How to automate dvc pull request for a single file?

We are using dvc for heavy AI-ML model files in our gitlab repository.
Lets say, with the help of DVC, we can easily push a model file ‘X’ to cloud but while pulling same file on some other server, we have to use command “dvc pull X”.

Currently, we run this command “dvc pull X” manually everytime we update our file X. Since, we dont want to pull all the updated files on cloud therefore it is necessary for us to specify ‘X’ in our dvc pull requests.

My question is how can we automate this dvc pull request in our CI yaml file for a single file X, if this X is a variable for our file name ?

Hi @Somya,

Could you set the file name as an environment variable in the CI system? (Perhaps via GitLab CI/CD environment variables | GitLab if you’re using that)

Then if the env var name is FILE_NAME, you can

$ dvc pull $FILE_NAME

(from the CI job script)

Depending on your use case though, you may want to check out the dvc get or dvc import commands: https://dvc.org/doc/command-reference/get, https://dvc.org/doc/command-reference/import.

Hi @jorgeorpinel,
Thanks for your reply.
Regarding the solution based on environment variable, the file needs to be pushed from server 1 and get pulled on server 2, and if we will set file name in an environment variable then we will be doing that on server 2 and my problem will still persist. How can I communicate this environment variable between 2 branches of my gitlab repository ?

I will definitely checkout dvc get and dvc import as suggested.

Thanks and Regards

@Somya

How can I communicate this environment variable between 2 branches of my gitlab repository ?

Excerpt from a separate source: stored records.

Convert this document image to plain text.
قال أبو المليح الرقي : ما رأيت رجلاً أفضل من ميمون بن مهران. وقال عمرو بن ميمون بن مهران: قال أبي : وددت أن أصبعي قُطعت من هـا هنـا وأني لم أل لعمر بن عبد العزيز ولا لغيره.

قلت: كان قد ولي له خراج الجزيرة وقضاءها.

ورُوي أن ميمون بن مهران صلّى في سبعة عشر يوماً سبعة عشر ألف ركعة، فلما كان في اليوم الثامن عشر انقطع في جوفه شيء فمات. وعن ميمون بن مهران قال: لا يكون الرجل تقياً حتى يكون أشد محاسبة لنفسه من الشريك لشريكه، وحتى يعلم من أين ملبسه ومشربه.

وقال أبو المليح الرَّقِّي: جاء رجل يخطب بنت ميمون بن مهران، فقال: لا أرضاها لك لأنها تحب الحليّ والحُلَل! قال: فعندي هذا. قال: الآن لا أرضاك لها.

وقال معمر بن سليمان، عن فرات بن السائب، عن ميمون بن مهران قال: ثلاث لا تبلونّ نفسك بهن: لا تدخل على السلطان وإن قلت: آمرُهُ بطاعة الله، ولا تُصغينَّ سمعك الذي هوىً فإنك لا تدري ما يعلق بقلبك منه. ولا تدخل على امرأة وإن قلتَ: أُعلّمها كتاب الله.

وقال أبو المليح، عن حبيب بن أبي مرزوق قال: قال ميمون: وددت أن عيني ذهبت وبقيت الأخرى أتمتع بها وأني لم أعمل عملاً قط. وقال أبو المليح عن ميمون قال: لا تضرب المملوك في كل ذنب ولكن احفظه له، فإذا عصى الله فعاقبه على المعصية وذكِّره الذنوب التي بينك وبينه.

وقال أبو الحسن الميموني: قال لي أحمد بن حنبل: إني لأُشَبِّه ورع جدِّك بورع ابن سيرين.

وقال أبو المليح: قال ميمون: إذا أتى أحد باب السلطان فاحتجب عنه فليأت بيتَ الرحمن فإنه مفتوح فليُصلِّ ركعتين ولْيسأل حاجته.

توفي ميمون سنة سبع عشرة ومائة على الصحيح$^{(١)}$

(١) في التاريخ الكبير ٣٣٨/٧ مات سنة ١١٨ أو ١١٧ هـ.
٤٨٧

Is it about communication between branches, or rather two different builds?
Are they run in parallel, or is one depending on another?

Hi @Paffciu,
My use case involves one feature branch which is then merged with “master” branch.
Feature branch is just a clone of master branch on my local machine from which I will push my dvc file. And master branch means deployment of same repository on some other server with master branch. I want to pull a dvc file from master branch.
To answer your question, master branch is dependent on feature branch and do not run in parallel.

@Somya
And how does your workflow look like?

  1. You do some changes in feature branch
  2. You push the changed data with dvc
  3. You push the git changes into master branch in core repo
  4. You update your master branch on server 2
    And
  5. You want to update only the stage that has been updated in step 3.
    Am I right so far?
1 Like

Hi @Paffciu,
My workflow looks like following :

  1. I do some changes in feature branch
  2. I push the changed data with dvc
  3. I merge master branch from feature branch using merge request feature of gitlab
  4. Git pull all the changes in repository deployed on server 2 with master branch (Continuous integration written in gitlab config yaml file)

But as I pushed a dvc file from my feature branch, I would like to pull that file from master branch on server 2. A simple command “dvc pull $filename” can do that trick on server 2 but how can I automate this command if $filename is not fixed.